Ван Юань даже предположить не мог, что великий желтый поход был лишь прелюдией – одним светлым днем, а остальная жизнь, серые будни в надежде когда-нибудь возвратиться к истокам. Или, все же, он отыщет землю своего сердца? И трудно было понять, это все-таки вера или только надежда.

Пожалуй, продолжим…

Каждый год хан Хулагу по традиции откочевывал на зимовье.
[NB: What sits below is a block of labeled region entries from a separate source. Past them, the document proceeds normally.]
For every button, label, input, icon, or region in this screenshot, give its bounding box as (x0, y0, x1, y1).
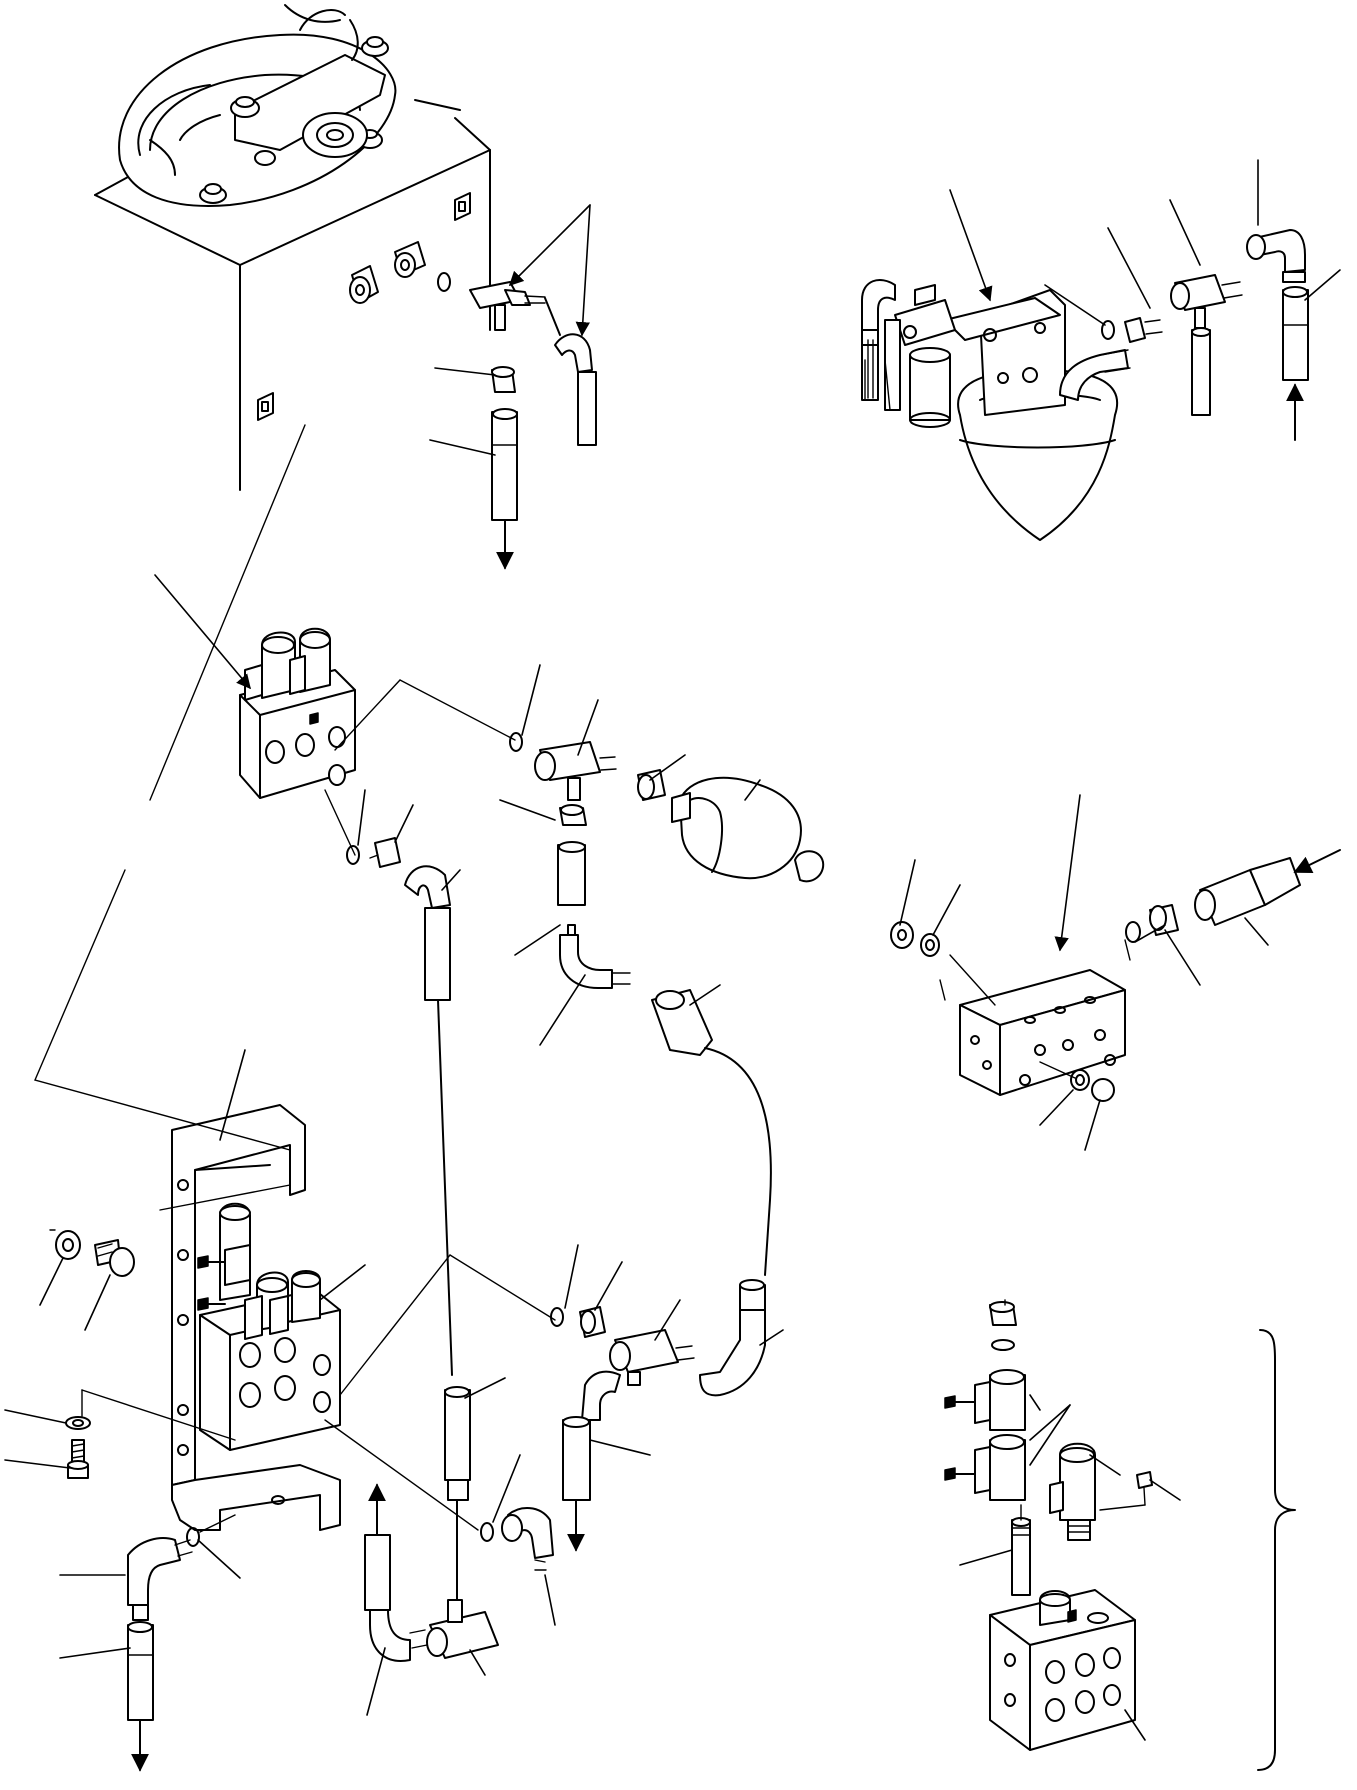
hose-top-right-right (1282, 286, 1309, 441)
cartridge-stem (1011, 1517, 1031, 1596)
washer-manifold-upper (920, 933, 940, 957)
filter-canister (894, 284, 956, 428)
bolt-bracket-lower (67, 1439, 89, 1479)
callout-leaders (4, 159, 1341, 1741)
hose-end-mid (651, 989, 772, 1276)
valve-body-subassembly (989, 1589, 1136, 1751)
washer-bracket-upper (55, 1230, 81, 1260)
o-ring-bracket (186, 1527, 200, 1547)
hydraulic-tank (94, 99, 491, 491)
tee-top-right (1170, 274, 1243, 329)
bracket (171, 1104, 341, 1531)
nipple-manifold (1149, 904, 1179, 936)
adapter-mid (557, 841, 586, 906)
solenoid-valve-mid (239, 627, 356, 799)
elbow-mid-down (559, 924, 631, 989)
hoses-left-top-right (861, 279, 901, 411)
elbow-hose-top-right-right (1059, 349, 1131, 401)
connector-lines (34, 359, 1146, 1533)
o-ring-center-lower (480, 1522, 494, 1542)
tank-nut-right (454, 192, 471, 221)
elbow-hose-center-right (699, 1279, 766, 1397)
o-ring-center-upper (550, 1307, 564, 1327)
plug-spacer (349, 265, 379, 304)
tee-fitting-tank (469, 281, 546, 331)
nut-subassembly (989, 1301, 1017, 1326)
plug-manifold-upper (890, 921, 914, 949)
nipple-top-right (1124, 317, 1163, 343)
o-ring-mid-lower (346, 845, 360, 865)
o-ring-subassembly (991, 1339, 1015, 1351)
tee-center-upper (609, 1329, 695, 1386)
elbow-top-right (1246, 229, 1306, 283)
nut-tank (491, 366, 516, 393)
hose-center-vertical (444, 1386, 471, 1621)
tank-nut-left (257, 392, 274, 421)
elbow-center-lower (501, 1507, 554, 1571)
elbow-bracket (126, 1537, 193, 1621)
elbow-hose-center-down (562, 1370, 621, 1552)
solenoid-valve-lower (197, 1202, 341, 1451)
solenoid-coil-lower (944, 1434, 1026, 1501)
o-ring-mid-upper (509, 732, 523, 752)
curly-brace (1257, 1329, 1296, 1771)
hose-top-right-mid (1191, 327, 1211, 416)
o-ring-top-right (1101, 320, 1115, 340)
screw-subassembly (1136, 1471, 1153, 1506)
solenoid-coil-upper (944, 1369, 1026, 1431)
nut-mid (559, 804, 587, 826)
accumulator-mid (671, 776, 825, 883)
nipple-mid-lower (369, 837, 401, 868)
nipple-center-upper (579, 1306, 606, 1338)
bolt-bracket-upper (94, 1239, 135, 1277)
hose-bracket (127, 1621, 154, 1772)
washer-manifold-lower (1070, 1069, 1090, 1091)
nipple-mid (637, 769, 666, 801)
o-ring-manifold (1125, 921, 1141, 943)
tank-cover-flange (118, 4, 397, 207)
manifold-block (959, 969, 1126, 1096)
plug-manifold-lower (1091, 1078, 1115, 1102)
o-ring-tank (437, 272, 451, 292)
elbow-hose-tank (544, 297, 597, 446)
tank-return-port (302, 112, 368, 158)
hose-tank-down (491, 408, 518, 570)
tee-fitting-mid (534, 741, 617, 801)
hose-manifold (1194, 849, 1341, 926)
tee-center-lower (409, 1599, 499, 1659)
cartridge-valve (1049, 1442, 1096, 1541)
washer-bracket-lower (65, 1416, 91, 1430)
valve-block-top-right (944, 289, 1066, 416)
elbow-hose-center-left (364, 1483, 411, 1662)
plug-collar (394, 241, 426, 278)
elbow-hose-mid-lower (404, 865, 453, 1376)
Тут необходимо некоторое объяснение: большой улус Хулагу делился на много военных округов. В каждом из них находилось по два, а то и больше тумена войска, в большей части из местного ополчения, однако управляемого представителями царствующей династии, нойонами и преданными темниками. Все эти рати имели свои места дислокации – стойбища, на которых кормились, вместе с женами, детьми и всем хозяйством. Так как сынов у Хулагу было много, то хан определил каждому зимнее стойбище в сообществе с каким-нибудь эмиром, наглядающими друг за другом. В случае военной надобности войско мобилизовалось, оставляя на зимних стоянках жен, детей и все нажитое; таким положением многие князья-нойоны были недовольны – иногда целые тумены снимались с насиженных мест и в полном составе с семьями откочевывали к неприятелю. Предвидеть бегство и остановить орду было практически невозможно. Лишь обтекая, подобно воде, мягкой силой острые камни, хан Хулагу сглаживал противоречия заносчивых родичей, тем сохраняя до времени относительное единство. Поэтому, в очередной раз отправляясь на зимовье, хан по очереди обходил весь свой улус.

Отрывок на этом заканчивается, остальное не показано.